The dominant feature shaping the next seven days is a broad upper-level trough anchored over the central Rockies and Plains, with a downstream ridge attempting to build along the East Coast. That configuration keeps the jet stream in a southwest-to-northeast orientation across the Mississippi Valley — the same alignment that has been producing severe weather for the past two weeks and shows no structural reason to change.

Gulf of Mexico precipitable water values remain elevated, and the low-level jet is forecast to pulse on multiple nights this week, particularly Tuesday through Thursday. The combination of residual boundary-layer moisture, a series of shortwaves rotating through the base of the trough, and modest but persistent wind shear creates a setup where isolated severe weather is possible on four or five of the next seven days rather than being confined to a single outbreak day.

Central Plains and Mid-South (KS, MO, AR, TN, MS) This is the highest-risk corridor for the week. A shortwave passing through on Tuesday evening (local time) is expected to focus convective initiation along a surface boundary draped from Kansas into Missouri. Hail and damaging wind are the primary hazards; tornado potential depends on how cleanly the cap breaks. A second, potentially more organized round is possible Thursday as another disturbance digs southeast. Rainfall totals of 2–4 inches, locally higher along training convective lines, are plausible across Arkansas and Tennessee by week's end.

Great Lakes and Ohio Valley (MI, IN, OH, KY) The same progressive trough that energizes the Plains will lift into the Great Lakes Wednesday into Thursday. Mesoscale convective systems that organize overnight on the Plains often arrive in the Ohio Valley in weakened but still wind-capable form. The region should expect a 48-hour window — Wednesday afternoon through Thursday evening — with elevated wind and hail probabilities, particularly across southern Michigan and northern Indiana, which have already logged significant storm report totals this week.

Southeast and Gulf Coast (GA, AL, FL) The ridge building off the East Coast will suppress deep convection across Florida and the coastal Southeast for the first half of the week. A surface front stalling near the Georgia-Alabama border mid-week could focus scattered afternoon storms Thursday and Friday, but the synoptic-scale setup favors disorganized convection rather than a structured severe threat. Rainfall will be welcome in areas that have seen repeated storm tracks pass just to the north.
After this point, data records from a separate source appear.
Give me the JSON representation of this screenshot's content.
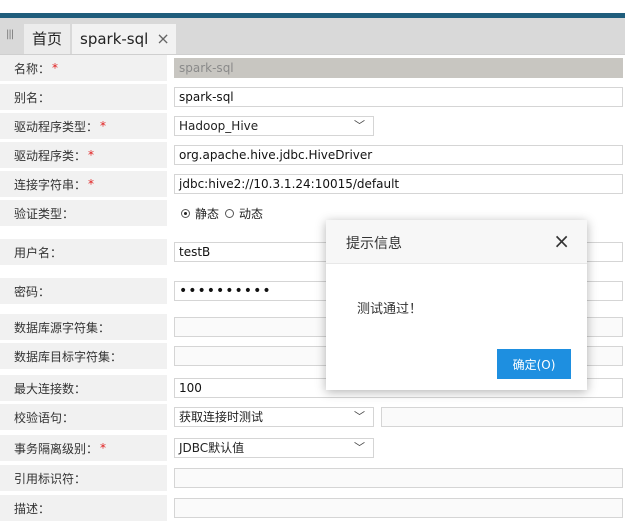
{
  "tabs": [
    {
      "label": "首页"
    },
    {
      "label": "spark-sql",
      "close": "×"
    }
  ],
  "form": {
    "name": {
      "label": "名称：",
      "required": "*",
      "value": "spark-sql"
    },
    "alias": {
      "label": "别名：",
      "value": "spark-sql"
    },
    "driver_type": {
      "label": "驱动程序类型：",
      "required": "*",
      "value": "Hadoop_Hive"
    },
    "driver_class": {
      "label": "驱动程序类：",
      "required": "*",
      "value": "org.apache.hive.jdbc.HiveDriver"
    },
    "conn_string": {
      "label": "连接字符串：",
      "required": "*",
      "value": "jdbc:hive2://10.3.1.24:10015/default"
    },
    "auth_type": {
      "label": "验证类型：",
      "options": [
        "静态",
        "动态"
      ],
      "selected": "静态"
    },
    "username": {
      "label": "用户名：",
      "value": "testB"
    },
    "password": {
      "label": "密码：",
      "value": "••••••••••"
    },
    "src_charset": {
      "label": "数据库源字符集：",
      "value": ""
    },
    "dst_charset": {
      "label": "数据库目标字符集：",
      "value": ""
    },
    "max_conn": {
      "label": "最大连接数：",
      "value": "100"
    },
    "validation": {
      "label": "校验语句：",
      "value": "获取连接时测试"
    },
    "isolation": {
      "label": "事务隔离级别：",
      "required": "*",
      "value": "JDBC默认值"
    },
    "quote_char": {
      "label": "引用标识符：",
      "value": ""
    },
    "description": {
      "label": "描述：",
      "value": ""
    }
  },
  "dialog": {
    "title": "提示信息",
    "close": "×",
    "message": "测试通过！",
    "ok_label": "确定(O)"
  },
  "colors": {
    "accent_bar": "#1f5d7c",
    "ok_button": "#1e8fe0",
    "required": "#e02020"
  }
}
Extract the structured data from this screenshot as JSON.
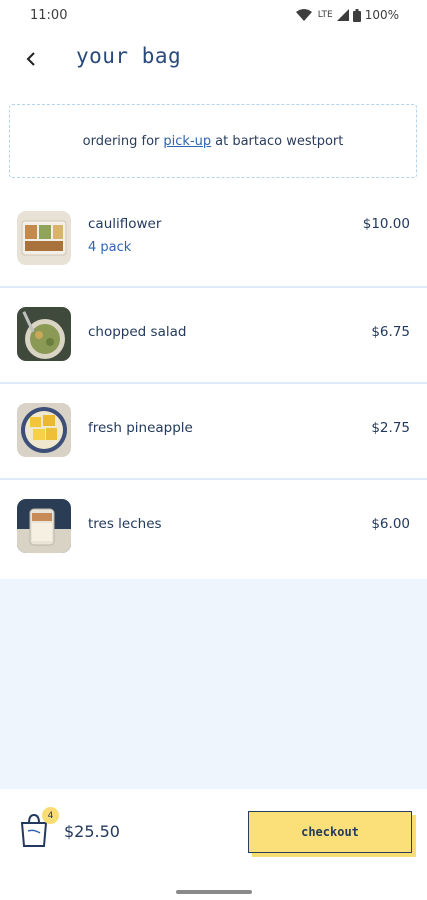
{
  "status": {
    "time": "11:00",
    "network": "LTE",
    "battery": "100%"
  },
  "header": {
    "title": "your bag",
    "back_icon": "chevron-left-icon"
  },
  "order": {
    "prefix": "ordering for",
    "method": "pick-up",
    "suffix": "at bartaco westport"
  },
  "items": [
    {
      "name": "cauliflower",
      "sub": "4 pack",
      "price": "$10.00"
    },
    {
      "name": "chopped salad",
      "price": "$6.75"
    },
    {
      "name": "fresh pineapple",
      "price": "$2.75"
    },
    {
      "name": "tres leches",
      "price": "$6.00"
    }
  ],
  "footer": {
    "bag_count": "4",
    "total": "$25.50",
    "checkout_label": "checkout"
  },
  "colors": {
    "brand_navy": "#233a5e",
    "accent_yellow": "#fbe07a",
    "link_blue": "#2f66b0",
    "light_blue_bg": "#eef5fc"
  }
}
International: Western Europe A pattern shift is underway across the North Atlantic. A weakening ridge over the British Isles is allowing a series of Atlantic lows to push onshore through Scandinavia and the Iberian Peninsula. Northern Spain and southern France are forecast to see 40–70 mm of rainfall over a 72-hour period mid-week, with the Pyrenees potentially exceeding 100 mm — a meaningful total for early June climatology in that region. Travel disruptions along the Bay of Biscay coast are plausible by Wednesday.

NOAA Ocean Prediction Center Atlantic surface analysis. NOAA OPC


What to Watch

  • The Tuesday and Thursday convective windows across Kansas, Missouri, and Arkansas are the highest-probability severe weather opportunities of the week; both days warrant monitoring model guidance 24 hours in advance for mesoscale convective organization.
  • The M6.0 near Honaunau-Napoopoo, Hawaii warrants attention for aftershock potential — the Big Island's southern flank, near the Hilina Slump system, has a documented history of post-mainshock sequences in the days following events of this magnitude.
  • Flash flooding remains a credible secondary hazard across the mid-South through Thursday, particularly where Tuesday's convection deposits 2+ inches before the Thursday system arrives on already-saturated soil.